Чтобы не ехать на ночь за тридцать верст в Каллас, Василий Михайлович предложил своим спутникам переночевать в Лиме и с утра продолжать осмотр города. Абадио, узнав об этом, столь любезно и усердно стал предлагать гостеприимство в своем небольшом, но удобном доме, что пришлось согласиться.
Семья синьора Абадио гостила в это время у его родных в Испании, и хозяйством заведывала его мать, шустрая и приветливая старушка.
К ужину явился кое-кто из приятелей и соседей хозяина, в том числе какой-то местный житель, полуфранцуз, долго живший в Париже и свободно говоривший по-французски.
Заметив, что главный русский гость интересуется местными делами, этот беспокойный человек воспользовался тем, что после ужина гости, разбившись на группы, занялись кто вином с фруктами, кто кофе, кто шахматами, увлек Головнина в сад и, уединившись с ним в одной из отдаленных аллей, заговорил с жаром, свойственным людям его типа:
— Не особенно верьте, синьор, тому, что здесь говорят...

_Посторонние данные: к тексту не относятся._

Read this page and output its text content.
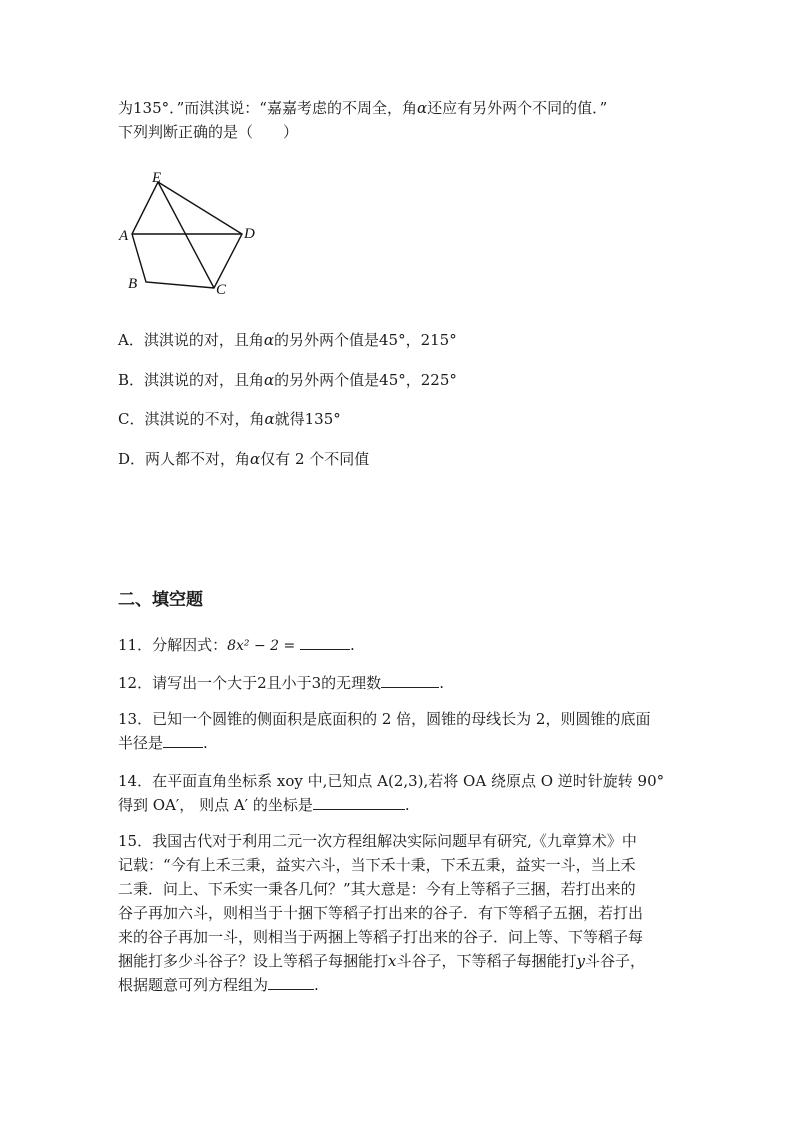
为135°．”而淇淇说：“嘉嘉考虑的不周全，角α还应有另外两个不同的值．”
下列判断正确的是（　　）
E
A	D
B	C
A．淇淇说的对，且角α的另外两个值是45°，215°
B．淇淇说的对，且角α的另外两个值是45°，225°
C．淇淇说的不对，角α就得135°
D．两人都不对，角α仅有 2 个不同值
二、填空题
11．分解因式：8x² − 2 =	.
12．请写出一个大于2且小于3的无理数	.
13．已知一个圆锥的侧面积是底面积的 2 倍，圆锥的母线长为 2，则圆锥的底面
半径是	.
14．在平面直角坐标系 xoy 中,已知点 A(2,3),若将 OA 绕原点 O 逆时针旋转 90°
得到 OA′， 则点 A′ 的坐标是	.
15．我国古代对于利用二元一次方程组解决实际问题早有研究,《九章算术》中
记载：“今有上禾三秉，益实六斗，当下禾十秉，下禾五秉，益实一斗，当上禾
二秉．问上、下禾实一秉各几何？”其大意是：今有上等稻子三捆，若打出来的
谷子再加六斗，则相当于十捆下等稻子打出来的谷子．有下等稻子五捆，若打出
来的谷子再加一斗，则相当于两捆上等稻子打出来的谷子．问上等、下等稻子每
捆能打多少斗谷子？设上等稻子每捆能打x斗谷子，下等稻子每捆能打y斗谷子，
根据题意可列方程组为	.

— А чему именно? — спросил Головнин.
— Ну, вот вам давеча рассказывал наш почтенный хозяин об успехах здешнего просвещения. Он говорил вам, что у нас в Лиме выходят научно-экономический журнал «Перуанский Меркурий», «Путеводитель по вицеройству», газета и другие издания.
— Разве это неверно?
— Верно, но во всех этих изданиях пишется вранье. Да, да, вранье! — подчеркнул он. — Ибо правду печатать у нас здесь боятся, чтобы не подвергнуться гневу духовной цензуры.
— Ну, если и в Новом Свете журналы гонимы цензурой, — заметил на это Головнин, вспомнивший царскую цензуру в своем отечестве, — то, значит, им всюду уготована одна и та же участь.

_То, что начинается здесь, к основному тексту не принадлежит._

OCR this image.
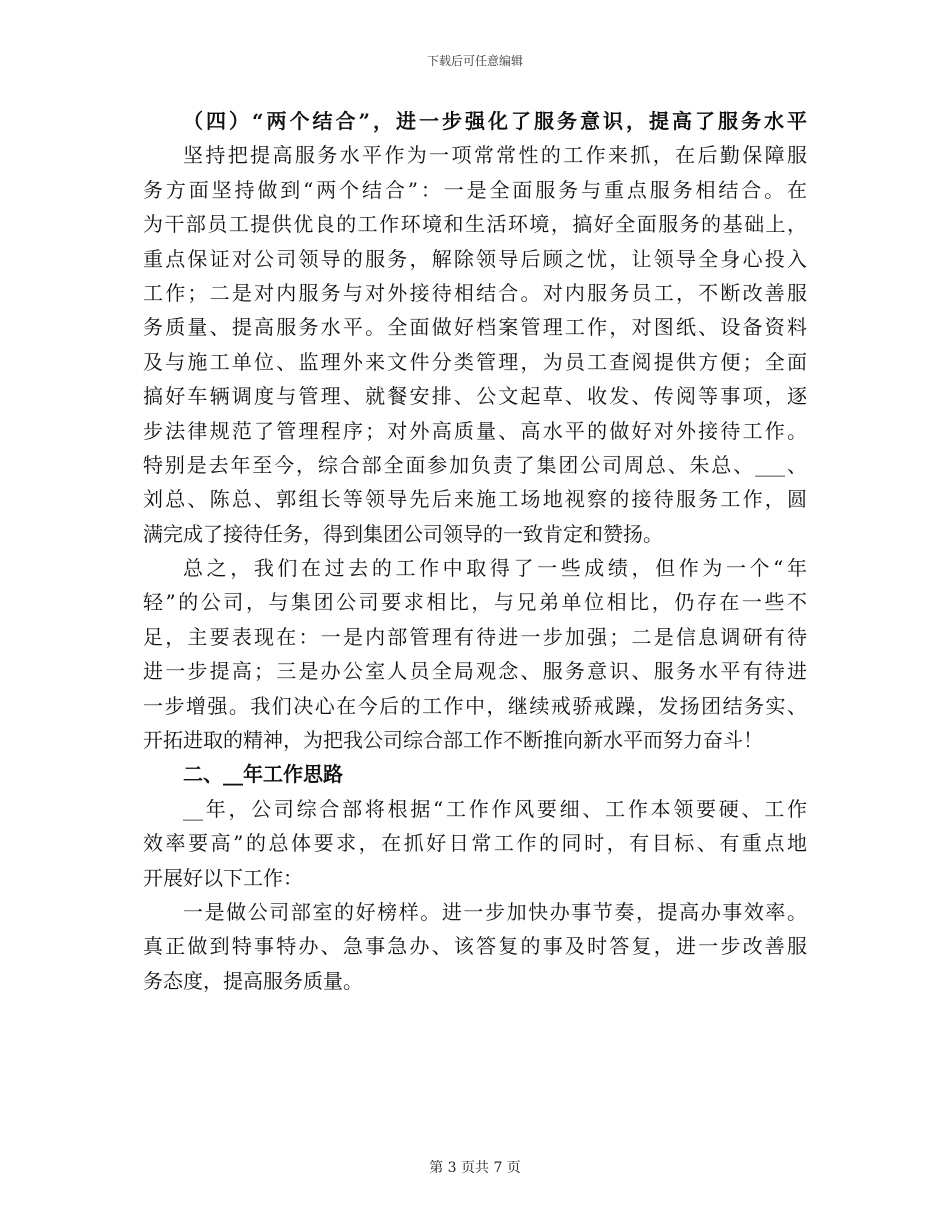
下载后可任意编辑
（四）“两个结合”，进一步强化了服务意识，提高了服务水平
坚持把提高服务水平作为一项常常性的工作来抓，在后勤保障服
务方面坚持做到“两个结合”：一是全面服务与重点服务相结合。在
为干部员工提供优良的工作环境和生活环境，搞好全面服务的基础上，
重点保证对公司领导的服务，解除领导后顾之忧，让领导全身心投入
工作；二是对内服务与对外接待相结合。对内服务员工，不断改善服
务质量、提高服务水平。全面做好档案管理工作，对图纸、设备资料
及与施工单位、监理外来文件分类管理，为员工查阅提供方便；全面
搞好车辆调度与管理、就餐安排、公文起草、收发、传阅等事项，逐
步法律规范了管理程序；对外高质量、高水平的做好对外接待工作。
特别是去年至今，综合部全面参加负责了集团公司周总、朱总、___、
刘总、陈总、郭组长等领导先后来施工场地视察的接待服务工作，圆
满完成了接待任务，得到集团公司领导的一致肯定和赞扬。
总之，我们在过去的工作中取得了一些成绩，但作为一个“年
轻”的公司，与集团公司要求相比，与兄弟单位相比，仍存在一些不
足，主要表现在：一是内部管理有待进一步加强；二是信息调研有待
进一步提高；三是办公室人员全局观念、服务意识、服务水平有待进
一步增强。我们决心在今后的工作中，继续戒骄戒躁，发扬团结务实、
开拓进取的精神，为把我公司综合部工作不断推向新水平而努力奋斗！
二、__年工作思路
__年，公司综合部将根据“工作作风要细、工作本领要硬、工作
效率要高”的总体要求，在抓好日常工作的同时，有目标、有重点地
开展好以下工作：
一是做公司部室的好榜样。进一步加快办事节奏，提高办事效率。
真正做到特事特办、急事急办、该答复的事及时答复，进一步改善服
务态度，提高服务质量。
第 3 页共 7 页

Не забывайте, синьор, — продолжал между тем его собеседник,— что у нас имеется и священная инквизиция! Вы понимаете, что это значит? Если бы не это, о! Я бы вам сказал, что Лима не последний город на земле. Ведь тут имеются не только семинария и пороховой завод, которых, кстати сказать, вам осматривать не представляет никакого интереса, но и медицинское училище, больница, морская школа, две типографии, обсерватория... — Он еще долго перечислял какие-то другие училища и богоугодные заведения перуанской столицы.
При этом оказалось, что условия обучения в названном словоохотливым собеседником Головнина медицинском училище были достойны подражания. В эту школу, именуемую коллегией медицины и хирургии, все города вицеройства должны были присылать определенное число способных к науке молодых людей, оплачивая обучение я содержание их из общественных средств.

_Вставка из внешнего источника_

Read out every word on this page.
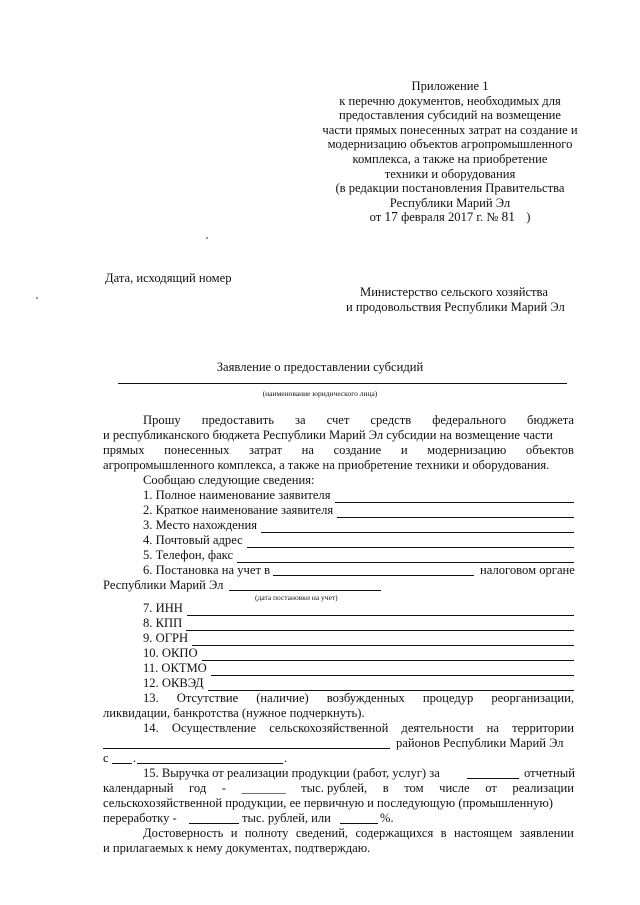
Приложение 1
к перечню документов, необходимых для
предоставления субсидий на возмещение
части прямых понесенных затрат на создание и
модернизацию объектов агропромышленного
комплекса, а также на приобретение
техники и оборудования
(в редакции постановления Правительства
Республики Марий Эл
от 17 февраля 2017 г. № 81 )
Дата, исходящий номер
Министерство сельского хозяйства
и продовольствия Республики Марий Эл
Заявление о предоставлении субсидий
(наименование юридического лица)
Прошу предоставить за счет средств федерального бюджета
и республиканского бюджета Республики Марий Эл субсидии на возмещение части
прямых понесенных затрат на создание и модернизацию объектов
агропромышленного комплекса, а также на приобретение техники и оборудования.
Сообщаю следующие сведения:
1. Полное наименование заявителя
2. Краткое наименование заявителя
3. Место нахождения
4. Почтовый адрес
5. Телефон, факс
6. Постановка на учет в	налоговом органе
Республики Марий Эл
(дата постановки на учет)
7. ИНН
8. КПП
9. ОГРН
10. ОКПО
11. ОКТМО
12. ОКВЭД
13. Отсутствие (наличие) возбужденных процедур реорганизации,
ликвидации, банкротства (нужное подчеркнуть).
14. Осуществление сельскохозяйственной деятельности на территории
районов Республики Марий Эл
с .	.
15. Выручка от реализации продукции (работ, услуг) за	отчетный
календарный год - _______ тыс. рублей, в том числе от реализации
сельскохозяйственной продукции, ее первичную и последующую (промышленную)
переработку -	тыс. рублей, или	%.
Достоверность и полноту сведений, содержащихся в настоящем заявлении
и прилагаемых к нему документах, подтверждаю.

Это сообщение несколько примирило Василия Михайловича с Перу, ибо духовная цензура и священная инквизиция когда-нибудь кончатся, а коллегия медицины, морская школа и типографии будут существовать, приумножаясь и служа делу просвещения и — в конечном счете — свободе, равенству людей.
Так думал Василий Михайлович, глядя в ночное темное небо.
Удивленный его молчанием, собеседник тоже стал смотреть в небо, затем спросил:
— Что вы там видите, синьор?
— Звезды, — отвечал Василий Михайлович. — Звезды, каких еще не видел нигде.
— Ах, вот что... — с разочарованием в голосе заметил полуфранцуз-полуиспанец. — Звезды у нас действительно хороши, ярче, чем где бы то ни было на земле, но мы к этому уже привыкли. Яркость их объясняется тем, что на нашем небе никогда нет облаков.
— Звезды ваши в самом деле прекрасны! — сказал Головнин. — С ними даже жалко расставаться. Однако пойдемте в дом. Мне и моим спутникам нужно завтра пораньше встать, чтобы с утра осмотреть кладбище, — я в каждом городе бываю на кладбище, — и засветло попасть на корабль: нам уже пора покинуть ваши гостеприимные берега.